SV: [SIGMETRICS] skewed citation distributions should not be averaged

Thu Sep 1 07:06:43 EDT 2011

Dear Loet,

Concerning sampling. Random sampling has a precise, technical meaning: sample units are drawn independently, and each unit in the population has an equal chance to be drawn at each stage.

Independence, equal chance and the population are central issues. Leaving, independence and chance aside (most often they are violated), defining the population is central to your question. You need a clearly defined real population, or a natural chance mechanism, in order to justify random sampling - in order to claim a random sample of something manifest.

Imaginary, assumed or super-populations are ill-defined and quite frankly convenient fictions because they do not have any empirical existence of their own. Random sampling from such "populations" also become fictitious as the data-generation mechanism is uncertain and assumptions become unjustifiable.

In observational studies, we are often left with samples of convenience or "apparent populations" and we very seldom examine or justify the data-generation mechanism needed for a probability sample. In scientometrics we have "large" or "huge" second-order data sets that resembles "apparent populations" - we can draw random samples from these if we clearly define the population and ensures that a sampling technique, where units are drawn independently and with equal chance, is used. Using "journals", "keywords", "institutions" or the like as a selection criterion without defining a real population can easily create "selection bias" and violate the assumptions needed.

Kind regards - Jesper W. Schneider

-----Oprindelig meddelelse-----
Fra: ASIS&T Special Interest Group on Metrics [mailto:SIGMETRICS at LISTSERV.UTK.EDU] På vegne af Loet Leydesdorff
Sendt: 1. september 2011 11:43
Til: SIGMETRICS at LISTSERV.UTK.EDU
Emne: Re: [SIGMETRICS] skewed citation distributions should not be averaged

Dear Wolfgang: 

Let's try to take this further. I have two questions:

1. You formulate:

"According to the central limit theorem, the distribution of the means of
random samples is approximately normal for a large sample size, provided the
underlying distribution of the population is in the domain of attraction of
the Gaussian distri-bution."

What is a "large" as different from a "huge" sample size? In Pajek, one
calls networks "huge" with more than 100,000 nodes. Do you mean that order
of magnitude? (10^5)

2. Are samples such as all citable items of a specific journal random
samples? The same in the case of performance measurement: can the sample of
all papers of the University of Louvain in 2010 be considered as a random
sample?
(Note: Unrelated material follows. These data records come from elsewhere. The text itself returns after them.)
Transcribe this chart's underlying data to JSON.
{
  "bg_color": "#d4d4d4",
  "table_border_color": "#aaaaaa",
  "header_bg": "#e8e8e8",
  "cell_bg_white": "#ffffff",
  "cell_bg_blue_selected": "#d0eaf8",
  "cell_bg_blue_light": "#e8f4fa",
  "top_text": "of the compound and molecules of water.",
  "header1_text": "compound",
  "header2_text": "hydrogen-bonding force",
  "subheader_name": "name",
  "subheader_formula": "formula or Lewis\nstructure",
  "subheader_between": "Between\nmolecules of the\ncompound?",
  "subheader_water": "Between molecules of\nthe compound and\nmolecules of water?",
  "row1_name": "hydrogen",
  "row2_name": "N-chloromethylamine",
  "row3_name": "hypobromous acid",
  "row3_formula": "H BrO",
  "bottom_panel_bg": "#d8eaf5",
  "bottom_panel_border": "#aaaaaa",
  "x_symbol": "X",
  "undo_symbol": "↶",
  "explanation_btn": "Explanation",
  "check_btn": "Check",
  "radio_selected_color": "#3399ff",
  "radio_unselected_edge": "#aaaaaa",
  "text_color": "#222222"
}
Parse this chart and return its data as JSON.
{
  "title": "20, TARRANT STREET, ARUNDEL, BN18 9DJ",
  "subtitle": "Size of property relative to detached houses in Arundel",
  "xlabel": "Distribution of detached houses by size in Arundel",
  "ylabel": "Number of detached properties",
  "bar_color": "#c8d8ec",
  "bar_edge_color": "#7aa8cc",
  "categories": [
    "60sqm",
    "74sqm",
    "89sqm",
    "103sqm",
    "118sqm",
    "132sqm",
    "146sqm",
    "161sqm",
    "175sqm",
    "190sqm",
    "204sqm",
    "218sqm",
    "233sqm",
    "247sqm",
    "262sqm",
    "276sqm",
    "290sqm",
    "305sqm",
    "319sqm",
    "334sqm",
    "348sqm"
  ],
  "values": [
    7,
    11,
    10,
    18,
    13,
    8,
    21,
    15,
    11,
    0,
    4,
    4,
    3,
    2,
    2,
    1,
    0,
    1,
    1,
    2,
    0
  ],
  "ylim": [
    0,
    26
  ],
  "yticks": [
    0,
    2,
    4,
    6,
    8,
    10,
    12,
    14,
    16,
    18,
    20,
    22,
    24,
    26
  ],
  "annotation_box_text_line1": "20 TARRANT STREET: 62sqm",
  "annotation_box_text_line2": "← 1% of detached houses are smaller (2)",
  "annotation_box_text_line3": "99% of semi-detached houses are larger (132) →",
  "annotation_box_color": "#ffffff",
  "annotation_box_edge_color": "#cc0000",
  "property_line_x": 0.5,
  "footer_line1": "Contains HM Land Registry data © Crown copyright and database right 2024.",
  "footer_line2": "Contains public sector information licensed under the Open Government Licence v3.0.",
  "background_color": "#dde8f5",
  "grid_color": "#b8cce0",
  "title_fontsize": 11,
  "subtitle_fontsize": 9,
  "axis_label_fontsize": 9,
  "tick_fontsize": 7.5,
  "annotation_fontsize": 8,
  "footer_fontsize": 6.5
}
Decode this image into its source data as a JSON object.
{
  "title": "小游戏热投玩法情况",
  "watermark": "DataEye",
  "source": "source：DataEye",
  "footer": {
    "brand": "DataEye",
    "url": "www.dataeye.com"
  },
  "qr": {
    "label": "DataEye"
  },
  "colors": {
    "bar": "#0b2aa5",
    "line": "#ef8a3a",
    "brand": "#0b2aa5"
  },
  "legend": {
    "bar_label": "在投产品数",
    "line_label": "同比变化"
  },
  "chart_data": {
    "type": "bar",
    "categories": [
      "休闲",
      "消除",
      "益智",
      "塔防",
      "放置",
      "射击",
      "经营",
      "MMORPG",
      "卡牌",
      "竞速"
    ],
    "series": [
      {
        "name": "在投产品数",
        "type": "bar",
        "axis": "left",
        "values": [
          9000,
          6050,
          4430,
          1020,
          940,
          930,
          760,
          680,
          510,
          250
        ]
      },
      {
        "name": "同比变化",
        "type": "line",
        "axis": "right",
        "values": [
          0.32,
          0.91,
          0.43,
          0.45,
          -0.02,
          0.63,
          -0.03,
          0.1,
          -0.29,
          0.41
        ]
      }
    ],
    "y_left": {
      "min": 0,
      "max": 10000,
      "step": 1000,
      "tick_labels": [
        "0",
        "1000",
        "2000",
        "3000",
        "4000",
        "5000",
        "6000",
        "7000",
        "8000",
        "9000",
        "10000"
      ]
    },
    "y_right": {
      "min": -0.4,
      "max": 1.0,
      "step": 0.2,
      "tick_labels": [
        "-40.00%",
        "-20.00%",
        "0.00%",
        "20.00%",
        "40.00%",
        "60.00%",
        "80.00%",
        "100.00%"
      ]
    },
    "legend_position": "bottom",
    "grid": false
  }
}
Can samples based on specific selection criteria (such as search
strings) or stratified samples equally be considered as random?

Perhaps, I learned wrongly how to draw a random sample. :-)

Best wishes, 
Loet

-----Original Message-----
From: ASIS&T Special Interest Group on Metrics
[mailto:SIGMETRICS at LISTSERV.UTK.EDU] On Behalf Of Glanzel, Wolfgang
Sent: Thursday, September 01, 2011 9:55 AM
To: SIGMETRICS at LISTSERV.UTK.EDU
Subject: Re: [SIGMETRICS] skewed citation distributions should not be
averaged

Dear Colleagues,

Please, read the text of 2.7 Myth #7 carefully. It is not about the
distribution itself but about the distribution of the mean value.
Furthermore, the text is not a statement but based on a proven theorem in
probability theorem. One needs large however not huge data sets for
empirical application.
I would also like to stress that the mean value is still an efficient and
unbiased estimator of the expected value of the underlying random variable.
This applies to all (continuous, discrete, symmetrical, skewed or
whatsoever) distributions  as long as the latter one is finite. 
Best regards,

Wolfgang
-----Original Message-----
From: ASIS&T Special Interest Group on Metrics
[mailto:SIGMETRICS at LISTSERV.UTK.EDU] On Behalf Of Sylvan Katz
Sent: Mittwoch, 31. August 2011 23:24
To: SIGMETRICS at LISTSERV.UTK.EDU
Subject: Re: [SIGMETRICS] skewed citation distributions should not be
averaged

Loet,

Yes - perhaps something in the order of 20-30 years of Scopus or WoS data
might be large enough.

Sylvan

--On Wednesday, August 31, 2011 11:08 PM +0200 Loet Leydesdorff
<loet at LEYDESDORFF.NET> wrote:

> Adminstrative info for SIGMETRICS (for example unsubscribe):
> http://web.utk.edu/~gwhitney/sigmetrics.html
>
>> A closer look at the evolution of the citation distributions over a 
>> long
> period of time maybe necessary before a definitive answer can be given 
> to the question of whether "Citation distributions are so skewed that 
> using the mean or any other central tendency measure is ill-advised."
>
> Dear Silvan,
>
> Wouldn't one need very large samples (N > 10^6) to test this?
> Typically, IFs, for example, are computed over 10^2 - 10^3 citable items.
>
> Best,
> Loet
>

Dr. J. Sylvan Katz, Visiting Fellow
SPRU, University of Sussex
http://www.sussex.ac.uk/Users/sylvank